To make this dish lighter, you can:
- Use whole wheat or gluten-free pasta for a more nutritious option.
- Replace cream cheese with a lower-fat or non-dairy alternative.
- Reduce the amount of cheese or use a lighter cheese like mozzarella.
FAQ
1. Can I make this recipe ahead of time? Yes, you can prepare this dish in advance. Store it in the fridge for up to 2-3 days. Reheat it on the stovetop with a little extra chicken broth to bring back the creamy texture.
2. Can I freeze Buffalo Chicken Pasta? Yes, this pasta can be frozen. Store it in an airtight container for up to 3 months. When ready to eat, defrost it in the fridge overnight and reheat on the stovetop with a little additional chicken broth or milk to loosen the sauce.
3. Can I use rotisserie chicken for this recipe? Absolutely! If you’re short on time, rotisserie chicken works perfectly. Just shred it and add it to the pot in place of the cooked diced chicken.
4. Can I adjust the spice level? Yes! To make it milder, reduce the buffalo sauce, or use a mild hot sauce. For extra heat, add a pinch of cayenne pepper or a dash of hot sauce while cooking.
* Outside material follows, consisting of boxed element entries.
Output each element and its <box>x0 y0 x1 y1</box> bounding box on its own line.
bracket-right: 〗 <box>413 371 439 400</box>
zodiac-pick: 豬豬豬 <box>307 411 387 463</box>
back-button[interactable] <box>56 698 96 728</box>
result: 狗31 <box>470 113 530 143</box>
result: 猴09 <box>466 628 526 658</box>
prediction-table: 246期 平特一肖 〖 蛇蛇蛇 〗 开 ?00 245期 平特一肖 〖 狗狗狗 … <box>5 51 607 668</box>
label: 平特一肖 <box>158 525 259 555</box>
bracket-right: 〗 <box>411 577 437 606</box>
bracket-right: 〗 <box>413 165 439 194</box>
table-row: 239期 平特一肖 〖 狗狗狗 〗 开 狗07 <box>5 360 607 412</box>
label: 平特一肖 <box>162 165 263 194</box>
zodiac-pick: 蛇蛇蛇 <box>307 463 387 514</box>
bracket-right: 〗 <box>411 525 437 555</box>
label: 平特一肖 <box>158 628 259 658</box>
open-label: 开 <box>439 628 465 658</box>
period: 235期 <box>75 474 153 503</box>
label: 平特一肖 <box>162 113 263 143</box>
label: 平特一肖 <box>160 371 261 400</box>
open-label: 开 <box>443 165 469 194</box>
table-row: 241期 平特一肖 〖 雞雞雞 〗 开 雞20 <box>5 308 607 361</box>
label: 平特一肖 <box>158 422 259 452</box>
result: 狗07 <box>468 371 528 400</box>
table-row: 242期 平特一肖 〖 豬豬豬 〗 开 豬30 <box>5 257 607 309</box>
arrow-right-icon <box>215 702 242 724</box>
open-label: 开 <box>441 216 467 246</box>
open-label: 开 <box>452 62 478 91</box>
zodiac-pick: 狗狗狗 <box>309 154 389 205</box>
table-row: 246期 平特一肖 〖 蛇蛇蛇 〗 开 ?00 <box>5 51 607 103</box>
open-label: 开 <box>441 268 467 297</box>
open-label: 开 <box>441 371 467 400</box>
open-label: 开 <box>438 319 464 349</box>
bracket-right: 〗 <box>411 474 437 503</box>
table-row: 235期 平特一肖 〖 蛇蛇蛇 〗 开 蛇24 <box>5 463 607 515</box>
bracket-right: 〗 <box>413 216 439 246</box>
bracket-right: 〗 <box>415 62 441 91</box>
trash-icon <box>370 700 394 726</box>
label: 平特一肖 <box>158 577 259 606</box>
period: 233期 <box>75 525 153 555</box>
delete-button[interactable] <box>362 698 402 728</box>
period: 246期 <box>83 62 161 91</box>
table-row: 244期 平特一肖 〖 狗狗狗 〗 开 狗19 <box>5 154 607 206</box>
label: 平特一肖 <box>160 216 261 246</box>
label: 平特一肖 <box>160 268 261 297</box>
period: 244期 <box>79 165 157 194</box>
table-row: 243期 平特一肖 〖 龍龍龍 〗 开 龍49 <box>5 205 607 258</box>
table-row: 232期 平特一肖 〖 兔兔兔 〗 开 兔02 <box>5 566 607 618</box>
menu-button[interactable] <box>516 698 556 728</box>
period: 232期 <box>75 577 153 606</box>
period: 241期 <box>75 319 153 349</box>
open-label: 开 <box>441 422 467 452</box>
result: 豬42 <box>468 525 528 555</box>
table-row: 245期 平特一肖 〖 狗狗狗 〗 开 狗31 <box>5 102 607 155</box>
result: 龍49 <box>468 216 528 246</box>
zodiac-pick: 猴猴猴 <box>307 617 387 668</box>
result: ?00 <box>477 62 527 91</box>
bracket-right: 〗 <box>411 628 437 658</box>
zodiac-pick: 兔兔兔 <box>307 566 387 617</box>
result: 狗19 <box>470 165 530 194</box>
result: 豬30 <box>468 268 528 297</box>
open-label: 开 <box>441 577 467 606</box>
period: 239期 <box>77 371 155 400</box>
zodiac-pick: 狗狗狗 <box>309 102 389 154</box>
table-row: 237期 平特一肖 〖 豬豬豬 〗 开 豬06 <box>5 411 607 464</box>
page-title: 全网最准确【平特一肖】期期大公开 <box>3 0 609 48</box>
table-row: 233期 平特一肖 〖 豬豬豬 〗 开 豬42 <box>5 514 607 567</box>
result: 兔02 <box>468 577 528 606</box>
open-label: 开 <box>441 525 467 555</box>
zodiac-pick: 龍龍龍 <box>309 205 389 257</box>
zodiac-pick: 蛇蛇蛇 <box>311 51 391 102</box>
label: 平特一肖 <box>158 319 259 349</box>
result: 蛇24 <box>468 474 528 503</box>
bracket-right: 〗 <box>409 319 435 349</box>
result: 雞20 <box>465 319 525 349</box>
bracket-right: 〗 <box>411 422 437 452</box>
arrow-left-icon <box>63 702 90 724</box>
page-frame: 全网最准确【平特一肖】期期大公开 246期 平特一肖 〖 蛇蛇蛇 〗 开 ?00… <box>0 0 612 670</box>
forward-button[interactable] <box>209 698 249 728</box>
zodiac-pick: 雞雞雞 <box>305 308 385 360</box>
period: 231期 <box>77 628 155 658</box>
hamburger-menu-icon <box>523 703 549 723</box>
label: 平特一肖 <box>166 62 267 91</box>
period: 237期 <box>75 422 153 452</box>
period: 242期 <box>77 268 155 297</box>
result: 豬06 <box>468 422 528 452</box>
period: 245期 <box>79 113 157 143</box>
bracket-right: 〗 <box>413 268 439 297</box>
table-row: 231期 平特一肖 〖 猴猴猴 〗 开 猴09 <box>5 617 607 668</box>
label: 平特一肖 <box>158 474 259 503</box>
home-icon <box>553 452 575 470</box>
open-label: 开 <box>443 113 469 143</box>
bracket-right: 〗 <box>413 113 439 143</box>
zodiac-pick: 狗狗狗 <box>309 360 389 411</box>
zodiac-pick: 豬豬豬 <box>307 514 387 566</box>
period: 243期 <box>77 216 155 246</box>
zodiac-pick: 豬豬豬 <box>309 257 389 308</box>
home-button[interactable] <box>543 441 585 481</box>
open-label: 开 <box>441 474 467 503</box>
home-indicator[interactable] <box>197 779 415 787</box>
5. Can I use a different type of cheese? Yes, feel free to experiment with different cheeses. Mozzarella, Monterey Jack, or a cheese blend can also work well in this dish for a different flavor.

Buffalo Chicken Pasta – One Pot!
Ingredients
- 1 tsp olive oil
- 1 cup diced carrots
- 1 cup diced celery
- 1 bunch diced green onions white bottom part and top green parts separated
- 3 cups cooked chicken breast diced or shredded (about 1 lb cooked)
- 1 lb uncooked penne pasta
- 1 packet Ranch dressing seasoning I use the hidden valley restaurant recipe packet that is .40 oz- reduce the amount if using a larger packet or it will be too salty
- 4½ cups chicken broth
- 1 cup shredded part skim mozzarella
- Buffalo Pasta Sauce
- 1½ cups 1% cottage cheese
- 4 oz 1/3 less fat cream cheese
- 1/2 cup milk I use 1% or 2%, you can use almond or cashew milk as well
- 1/2 cup Frank’s Buffalo Wing Sauce Make sure it’s the buffalo wing sauce and not just the hot sauce for best flavor
- 1 tsp garlic powder
Instructions
- In a large skillet, large pot, or Dutch Oven, heat one teaspoon of olive oil over Medium Heat, and then add the diced carrots and celery. Sprinkle with a pinch of Kosher Salt and Pepper. Cook for a few minutes until it’s all a little softened. Add the diced green onion whites, and continue to cook for a couple more minutes.
- Add uncooked penne, cooked chicken, ranch seasoning packet, and chicken broth. Stir it all together well. Bring to a gentle boil, then reduce heat to low and let it simmer. Cover with a tightly fitted lid. Cook for 10-12 minutes, until pasta is al dente (firm, with a slight chew).
- While the pasta is cooking, Blend together the Buffalo Sauce, Cottage Cheese, garlic powder, cream cheese, and milk until it’s super smooth.
- *You can blend it up with any regular blender or immersion blender.
- When the noodles have finished cooking, uncover the pot and stir in the blended cheese sauce. There will more than likely be some extra liquid. A little is okay, it combines with the sauce and is all good, but if there’s more than a little, we will go ahead and reduce it a bit. Do this by turning the heat up to medium-high and stirring frequently. Add in the Mozzarella cheese to let it melt at the same time.
- Add the diced dark green green onion parts if you want, and serve it up hot!
- Storage: Store leftovers in an airtight container in the fridge for 4-5 days.
- Reheating: Reheat in the microwave for 1-2 minutes, stirring halfway through.